Related: Islanders’ Lamoriello on the Hot Seat as Post-Trotz Era Begins

Lamoriello has only made one difference-making move so far during his tenure – trading for JG Pageau. Pageau has proven his worth to this team many times over as a key penalty killer, their leading player at the faceoff dot, and his ability to play at both ends of the ice. There’s still time for Kyle Palmieri to get back to his former self, but that depends on a lot of crossed fingers. Other Lamoriello additions, including fellow former New Jersey Devils Travis Zajac, Zach Parise, and Andy Greene, helped the team in the short term but were never going to take the team to the next level. The GM mentioned months ago that he recognized the team was only going to get better through hockey trades, but nothing of the sort has happened outside of trading for the largely unproven Alexander Romanov.

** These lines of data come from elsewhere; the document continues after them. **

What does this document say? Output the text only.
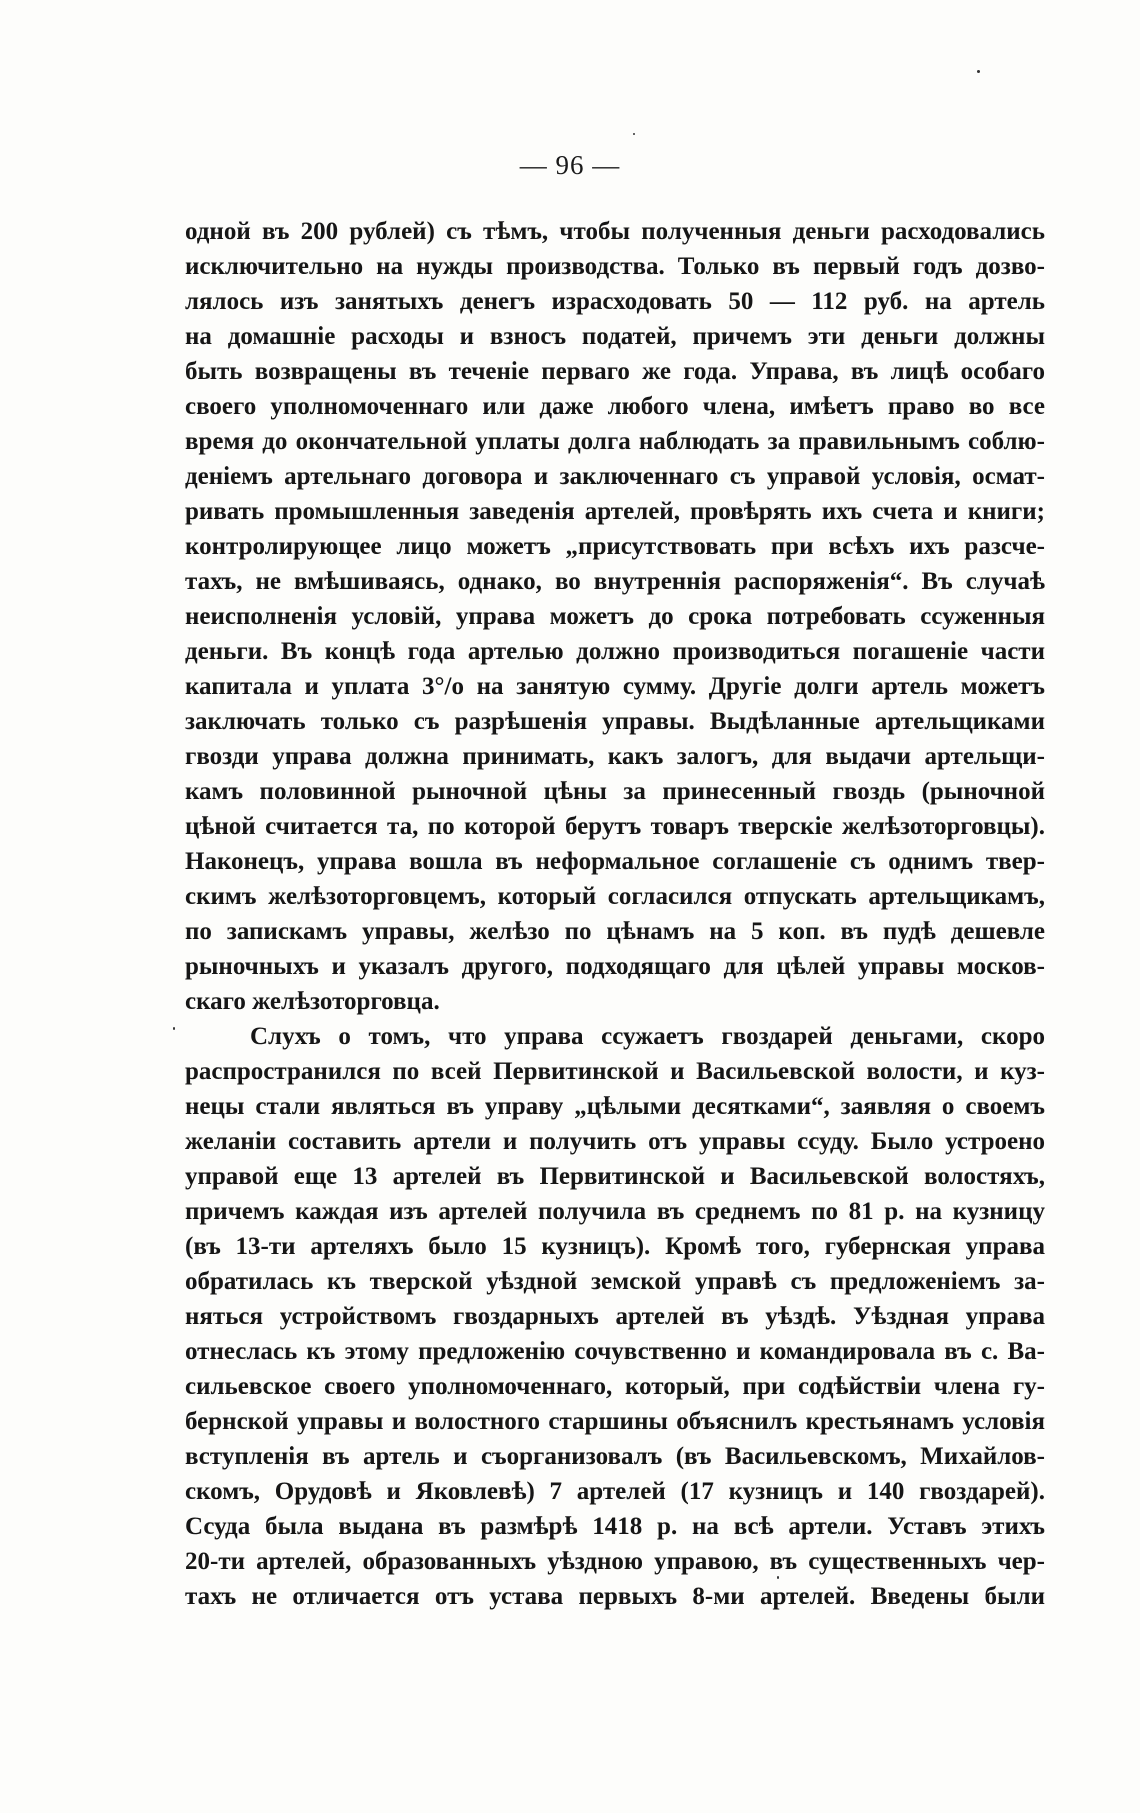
— 96 —
одной въ 200 рублей) съ тѣмъ, чтобы полученныя деньги расходовались
исключительно на нужды производства. Только въ первый годъ дозво-
лялось изъ занятыхъ денегъ израсходовать 50 — 112 руб. на артель
на домашніе расходы и взносъ податей, причемъ эти деньги должны
быть возвращены въ теченіе перваго же года. Управа, въ лицѣ особаго
своего уполномоченнаго или даже любого члена, имѣетъ право во все
время до окончательной уплаты долга наблюдать за правильнымъ соблю-
деніемъ артельнаго договора и заключеннаго съ управой условія, осмат-
ривать промышленныя заведенія артелей, провѣрять ихъ счета и книги;
контролирующее лицо можетъ „присутствовать при всѣхъ ихъ разсче-
тахъ, не вмѣшиваясь, однако, во внутреннія распоряженія“. Въ случаѣ
неисполненія условій, управа можетъ до срока потребовать ссуженныя
деньги. Въ концѣ года артелью должно производиться погашеніе части
капитала и уплата 3°/o на занятую сумму. Другіе долги артель можетъ
заключать только съ разрѣшенія управы. Выдѣланные артельщиками
гвозди управа должна принимать, какъ залогъ, для выдачи артельщи-
камъ половинной рыночной цѣны за принесенный гвоздь (рыночной
цѣной считается та, по которой берутъ товаръ тверскіе желѣзоторговцы).
Наконецъ, управа вошла въ неформальное соглашеніе съ однимъ твер-
скимъ желѣзоторговцемъ, который согласился отпускать артельщикамъ,
по запискамъ управы, желѣзо по цѣнамъ на 5 коп. въ пудѣ дешевле
рыночныхъ и указалъ другого, подходящаго для цѣлей управы москов-
скаго желѣзоторговца.
Слухъ о томъ, что управа ссужаетъ гвоздарей деньгами, скоро
распространился по всей Первитинской и Васильевской волости, и куз-
нецы стали являться въ управу „цѣлыми десятками“, заявляя о своемъ
желаніи составить артели и получить отъ управы ссуду. Было устроено
управой еще 13 артелей въ Первитинской и Васильевской волостяхъ,
причемъ каждая изъ артелей получила въ среднемъ по 81 р. на кузницу
(въ 13-ти артеляхъ было 15 кузницъ). Кромѣ того, губернская управа
обратилась къ тверской уѣздной земской управѣ съ предложеніемъ за-
няться устройствомъ гвоздарныхъ артелей въ уѣздѣ. Уѣздная управа
отнеслась къ этому предложенію сочувственно и командировала въ с. Ва-
сильевское своего уполномоченнаго, который, при содѣйствіи члена гу-
бернской управы и волостного старшины объяснилъ крестьянамъ условія
вступленія въ артель и съорганизовалъ (въ Васильевскомъ, Михайлов-
скомъ, Орудовѣ и Яковлевѣ) 7 артелей (17 кузницъ и 140 гвоздарей).
Ссуда была выдана въ размѣрѣ 1418 р. на всѣ артели. Уставъ этихъ
20-ти артелей, образованныхъ уѣздною управою, въ существенныхъ чер-
тахъ не отличается отъ устава первыхъ 8-ми артелей. Введены были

If Lamoriello was in the hot seat before, I’m not sure what to call the position he’s in now. How will ownership react? Do they trust him enough to ignore the last two failed offseasons and the tragic blunders this summer? Even if you take last season with a grain of salt, it was still a bad season, in large part, because Lamoriello didn’t address the team’s offensive issues.

The Islanders were simply eight wins shy – or about one more win per month – from a playoff spot. Maybe that speaks to the team’s ability to bounce back, but they need to do more than that next season; they were a goal short in Game 7 of the 2021 Stanley Cup semifinals. The need for scoring and a real offensive punch has been clear as day for over a year, and the inaction is deafening. It’s possible that this group can step up, but it’s obvious that there’s an offensive hurdle they need to get over if they want to contend again.

That leads us to a host of questions. Is there still time for a trade to take place or a waiver wire pickup as teams clean up their cap situations before the season starts? Could Sonny Milano be a low-key answer? Could a whole season with a healthy roster and bounce-back seasons from their forward group be enough? Will the switch behind the bench from Barry Trotz to Lane Lambert move the needle? Will Semyon Varlamov bounce back after a lackluster season and an injury?

The Athletic’s Kevin Kurz sums up all these questions nicely: “At this point, the new coaching staff, some internal growth, and better overall health seem to be what the Islanders are counting on to keep them in the mix long enough to potentially add someone of value mid-season or before the 2022-23 trade deadline” (from, ‘Islanders’ inability to land Nazem Kadri is their latest offseason failure,’ The Athletic, 8/18/2022).

All of that is possible, but as Ethan Sears of the New York Post wrote, “Those are a lot of maybes for a team that believes itself to be a Stanley Cup contender” (from, Islanders have many maybes after missing out on Nazem Kadri, New York Post, 8/18/2022). Running it back feels like a scary proposition, but at the moment, that’s all we have to go on, even if Kadri wasn’t even necessarily the best move for the team, and the rest of the division didn’t necessarily get better.

There’s no excuse for Lamoriello’s inability to get a team-changing player at this point. We can point to the cap all we want, but he made that bed himself, so if that’s the problem, he is still to blame, plain and simple.